L’hypertrophie du secteur bancaire européen est montrée du doigt

Un rapport commandé par le Conseil européen du risque systémique juge que la contribution marginale du secteur à la croissance est «nulle ou négative»
Alexandre Garabedian

L’Europe souffre d’hypertrophie bancaire, sans bénéfice pour son économie. Ce diagnostic sans appel vient d’être porté par les conseillers économiques de l’European Systemic Risk Board (ESRB). Le Conseil du risque systémique, créé dans la foulée de la crise financière et qui a notamment élaboré le scénario des tests de résistance appliqués cette année au secteur bancaire, a publié hier un rapport d’une cinquantaine de pages qui s’alarme de la taille des systèmes bancaires en Europe.

Le document met en lumière, entre 1995 et 2011, la forte progression des bilans bancaires rapportés au PIB. Elle reflète en partie seulement celle de la richesse des ménages. Ce ratio atteignait encore 274% du PIB 2013 de la région, hors filiales de banques étrangères, même si les bilans ont été réduits de 10% depuis le pic. Au jeu des comparaisons internationales, et en tenant compte des différences comptables, «on s’attendrait à ce que les banques systémiques dans l’UE aient des ratios de levier supérieurs à ceux de leurs contreparties aux Etats-Unis – pas inférieurs», regrette en outre l’ESRB.
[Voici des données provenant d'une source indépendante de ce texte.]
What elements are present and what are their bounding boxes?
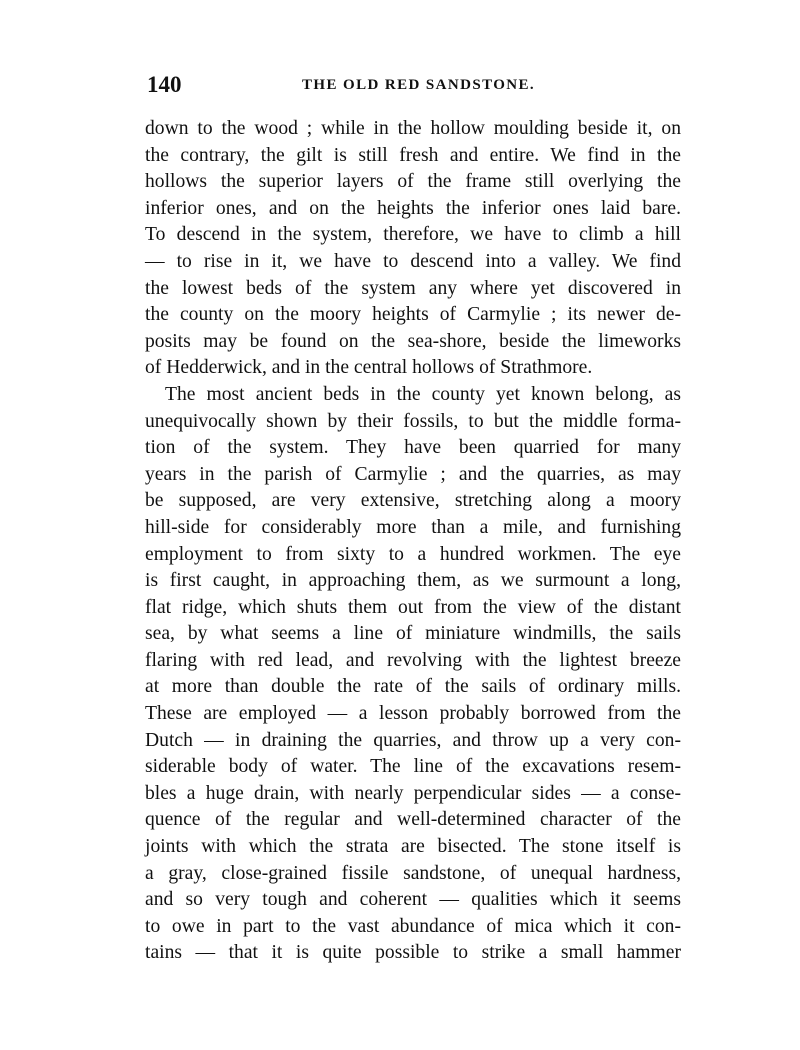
text-line: flaring with red lead, and revolving with the lightest breeze xyxy=(145,649,681,671)
text-line: quence of the regular and well-determined character of the xyxy=(145,809,681,831)
text-line: posits may be found on the sea-shore, beside the limeworks xyxy=(145,330,681,352)
text-line: bles a huge drain, with nearly perpendicular sides — a conse- xyxy=(145,782,681,804)
text-line: to owe in part to the vast abundance of mica which it con- xyxy=(145,915,681,937)
text-line: unequivocally shown by their fossils, to but the middle forma- xyxy=(145,410,681,432)
text-line: the county on the moory heights of Carmylie ; its newer de- xyxy=(145,304,681,326)
text-line: Dutch — in draining the quarries, and throw up a very con- xyxy=(145,729,681,751)
text-line: hollows the superior layers of the frame still overlying the xyxy=(145,171,681,193)
text-line: be supposed, are very extensive, stretching along a moory xyxy=(145,490,681,512)
text-line: inferior ones, and on the heights the inferior ones laid bare. xyxy=(145,197,681,219)
paragraph-1 xyxy=(145,116,681,382)
body-text xyxy=(145,116,681,967)
text-line: the lowest beds of the system any where yet discovered in xyxy=(145,277,681,299)
text-line: is first caught, in approaching them, as we surmount a long, xyxy=(145,570,681,592)
text-line: and so very tough and coherent — qualities which it seems xyxy=(145,889,681,911)
text-line: down to the wood ; while in the hollow moulding beside it, on xyxy=(145,118,681,139)
text-line: joints with which the strata are bisected. The stone itself is xyxy=(145,836,681,858)
paragraph-2 xyxy=(145,382,681,967)
text-line: To descend in the system, therefore, we have to climb a hill xyxy=(145,224,681,246)
text-line: at more than double the rate of the sails of ordinary mills. xyxy=(145,676,681,698)
text-line: tains — that it is quite possible to strike a small hammer xyxy=(145,942,681,964)
book-title: THE OLD RED SANDSTONE. xyxy=(302,77,536,93)
running-head xyxy=(147,72,679,102)
text-line: flat ridge, which shuts them out from the view of the distant xyxy=(145,596,681,618)
page-number: 140 xyxy=(147,72,182,97)
text-line: the contrary, the gilt is still fresh and entire. We find in the xyxy=(145,144,681,166)
text-line: — to rise in it, we have to descend into a valley. We find xyxy=(145,250,681,272)
text-line: These are employed — a lesson probably borrowed from the xyxy=(145,703,681,725)
text-line: siderable body of water. The line of the excavations resem- xyxy=(145,756,681,778)
text-line: employment to from sixty to a hundred workmen. The eye xyxy=(145,543,681,565)
text-line: of Hedderwick, and in the central hollows of Strathmore. xyxy=(145,357,593,379)
text-line: tion of the system. They have been quarried for many xyxy=(145,437,681,459)
text-line: a gray, close-grained fissile sandstone, of unequal hardness, xyxy=(145,862,681,884)
text-line: hill-side for considerably more than a mile, and furnishing xyxy=(145,516,681,538)
text-line: The most ancient beds in the county yet known belong, as xyxy=(165,383,681,405)
text-line: years in the parish of Carmylie ; and the quarries, as may xyxy=(145,463,681,485)
text-line: sea, by what seems a line of miniature windmills, the sails xyxy=(145,623,681,645)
Mais ce sont surtout les passages où le rapport s’interroge sur l’utilité sociale d’une telle taille qui risquent de faire grincer des dents. «Le système bancaire européen a atteint une taille telle que sa contribution marginale à la croissance est probablement nulle ou négative», selon les auteurs. Ceux-ci pointent les méfaits pour l’économie d’un volume de crédit bancaire excessif, le poids exagéré des prêts immobiliers aux ménages, et la captation des jeunes diplômés au détriment d’autres industries. Ils attaquent aussi de front le modèle de banque universelle, répandu en Europe, mais associé selon eux à une exposition au risque systémique plus importante que pour les établissements spécialisés dans la BFI ou la banque de détail. «Seulement 31% du bilan agrégé des banques de la zone euro est constitué de prêts à l’économie réelle», assènent-ils.

Les causes de l’obésité sont multiples: soutien des Etats, volonté de créer des champions nationaux… Au-delà du paquet CRD4 et des textes en cours sur la résolution ou les structures bancaires, le rapport prescrit un nouveau régime minceur. Au menu: réduire le recours à la dette bancaire en supprimant la déductibilité fiscale des intérêts, faire sauter les verrous au financement désintermédié, ou accroître encore les exigences en capital pour les activités de marché.